I have a requirement of creating new DB2 Tables(Offcourse this will be created by the DBA). Now in these DB2 tables around 10 million records will come on a daily basis.
We have a requirement originating because of this mentioned below.
1) The number of tables to be archived is less(around 10) but the volume is VERY HIGH.
2) We want to keep this archived DATA for 2 YEARS(OFFLINE) and keep the last 6 months data (ONLINE on DASD's ).
3) Now business wants to retrieve this data ON DEMAND basis for security reasons.
1) Can i implement some Archival/Retrieval strategy MVS environment, if YES, Can you please let me know which TOOL/UTILITY can i use to ARCHIVE the Data?
2) What sort of Architecture can i propose which will help in retrieval of historical data rapidly(In terms of where the Data Archived should reside)?
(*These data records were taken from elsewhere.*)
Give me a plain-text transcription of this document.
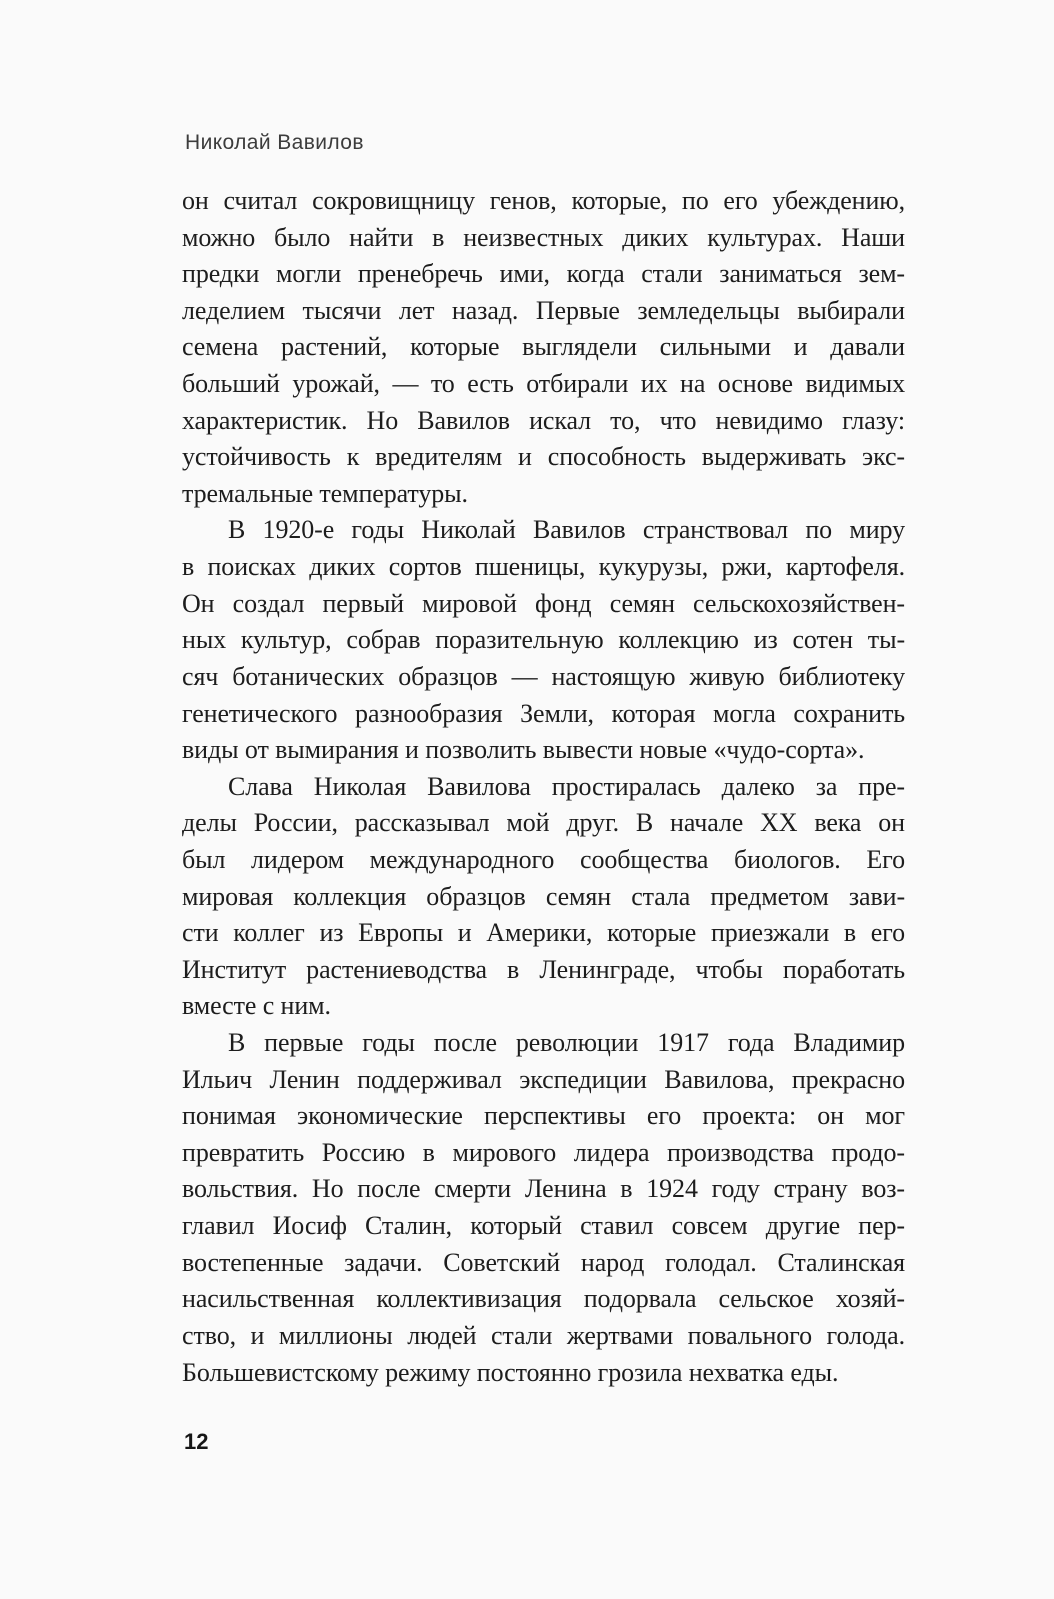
Николай Вавилов
он считал сокровищницу генов, которые, по его убеждению,
можно было найти в неизвестных диких культурах. Наши
предки могли пренебречь ими, когда стали заниматься зем-
леделием тысячи лет назад. Первые земледельцы выбирали
семена растений, которые выглядели сильными и давали
больший урожай, — то есть отбирали их на основе видимых
характеристик. Но Вавилов искал то, что невидимо глазу:
устойчивость к вредителям и способность выдерживать экс-
тремальные температуры.
В 1920-е годы Николай Вавилов странствовал по миру
в поисках диких сортов пшеницы, кукурузы, ржи, картофеля.
Он создал первый мировой фонд семян сельскохозяйствен-
ных культур, собрав поразительную коллекцию из сотен ты-
сяч ботанических образцов — настоящую живую библиотеку
генетического разнообразия Земли, которая могла сохранить
виды от вымирания и позволить вывести новые «чудо-сорта».
Слава Николая Вавилова простиралась далеко за пре-
делы России, рассказывал мой друг. В начале XX века он
был лидером международного сообщества биологов. Его
мировая коллекция образцов семян стала предметом зави-
сти коллег из Европы и Америки, которые приезжали в его
Институт растениеводства в Ленинграде, чтобы поработать
вместе с ним.
В первые годы после революции 1917 года Владимир
Ильич Ленин поддерживал экспедиции Вавилова, прекрасно
понимая экономические перспективы его проекта: он мог
превратить Россию в мирового лидера производства продо-
вольствия. Но после смерти Ленина в 1924 году страну воз-
главил Иосиф Сталин, который ставил совсем другие пер-
востепенные задачи. Советский народ голодал. Сталинская
насильственная коллективизация подорвала сельское хозяй-
ство, и миллионы людей стали жертвами повального голода.
Большевистскому режиму постоянно грозила нехватка еды.
12
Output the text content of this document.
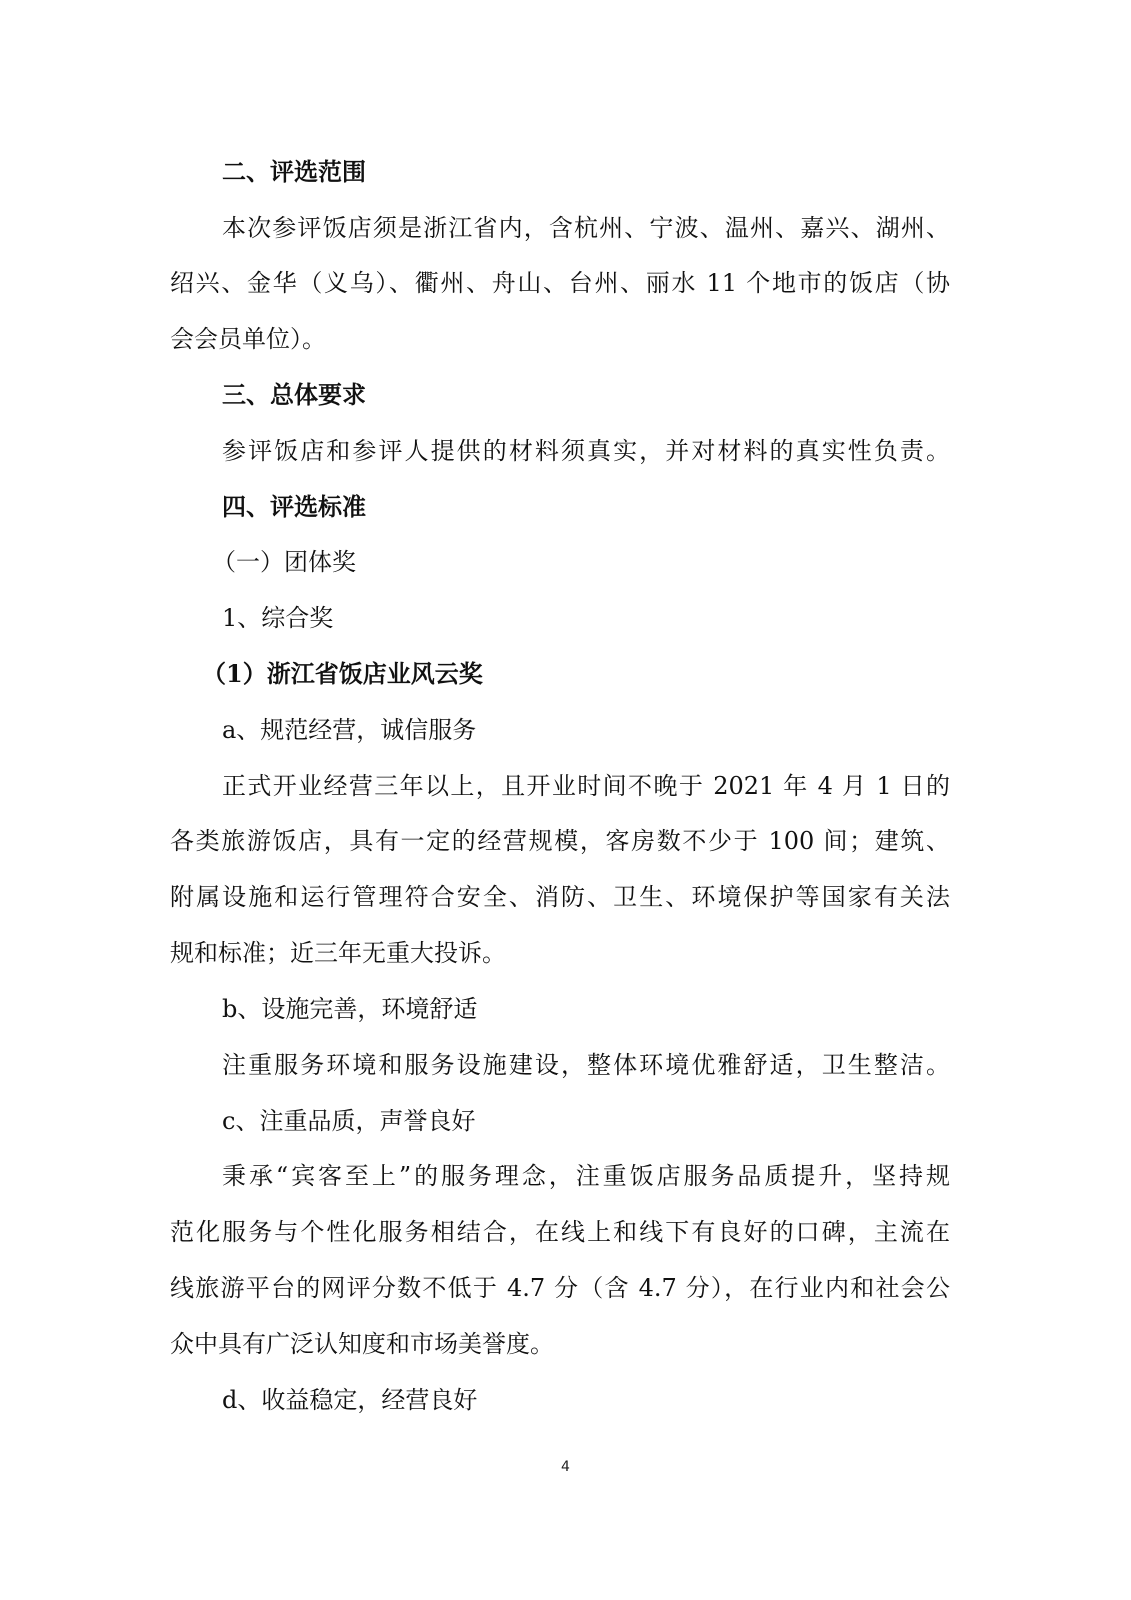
二、评选范围
本次参评饭店须是浙江省内，含杭州、宁波、温州、嘉兴、湖州、
绍兴、金华（义乌）、衢州、舟山、台州、丽水 11 个地市的饭店（协
会会员单位）。
三、总体要求
参评饭店和参评人提供的材料须真实，并对材料的真实性负责。
四、评选标准
（一）团体奖
1、综合奖
（1）浙江省饭店业风云奖
a、规范经营，诚信服务
正式开业经营三年以上，且开业时间不晚于 2021 年 4 月 1 日的
各类旅游饭店，具有一定的经营规模，客房数不少于 100 间；建筑、
附属设施和运行管理符合安全、消防、卫生、环境保护等国家有关法
规和标准；近三年无重大投诉。
b、设施完善，环境舒适
注重服务环境和服务设施建设，整体环境优雅舒适，卫生整洁。
c、注重品质，声誉良好
秉承“宾客至上”的服务理念，注重饭店服务品质提升，坚持规
范化服务与个性化服务相结合，在线上和线下有良好的口碑，主流在
线旅游平台的网评分数不低于 4.7 分（含 4.7 分），在行业内和社会公
众中具有广泛认知度和市场美誉度。
d、收益稳定，经营良好
4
Any sort of Inputs will be helpful. Please do share your experiences.
Joined: 23 Nov 2006 Posts: 19270 Location: Inside the Matrix
Before you begin design, i'd suggest you get a definition of just what is "rapidly". That may mean quite different things to different people in your organization.
I'm unsure how the "on demand" requirement relates to security. Clarification would help.
How much of the archived data might be needed for an "on demand" process? Something to consider is that the smaller 6 months of data will be about 1,800,000,000 rows. The larger (2 years or 1.5 years) will be 3-4 times that many rows. I suspect that there is no really rapid (again, depending on the definition of rapid) way to reload over a billion rows - and that is the smaller case.
Your organization may have a different theory, but most of the places i support operate on the theory that their databases are just as (if not more) secure than flat files.
If your organization is willing to invest in a large volume of historical data, using one or more read-only databases may accomplish what you want. Keep in mind that the read-only databases could be defined with many alternate indexes to support a variety of "on demand" requests for data.
Thank you for your response. I have tried to provide some explanations to your queries, please do read.
First of all 'rapidly' is not the correct word(thanks for pointing it out)... they are more intersted in architecture part and then looking for more cost effective solution to this problem.
We can push the request for Archived Data by business into Batch process also.
There are some transactions being carried out by the Back End staff, and due to recent SOX compliance directives, my organization want to track those(infact all) trasactions now. I hope this clarifies the word security reasons. Just to prevent frauds etc..
In the worst case, the request for online+offline data could even be for 2.5 years(maximum). But i guess even in this case the resultset will not be billion rows, infact i suppose it is going to be significantly less
(around 1000) as it is based on some conditional inputs from business.
Yes you are correct we don't need to update the archived DB, could you please clarify what is meant by READ ONLY Database?
Could you share with me what sort of Architecture can i propose for this situation? And you mentioned something about the Index to be built on the Archived Data, though i have some understanding about indexes, Could you please throw more light on how multiple indexes could be used in this case?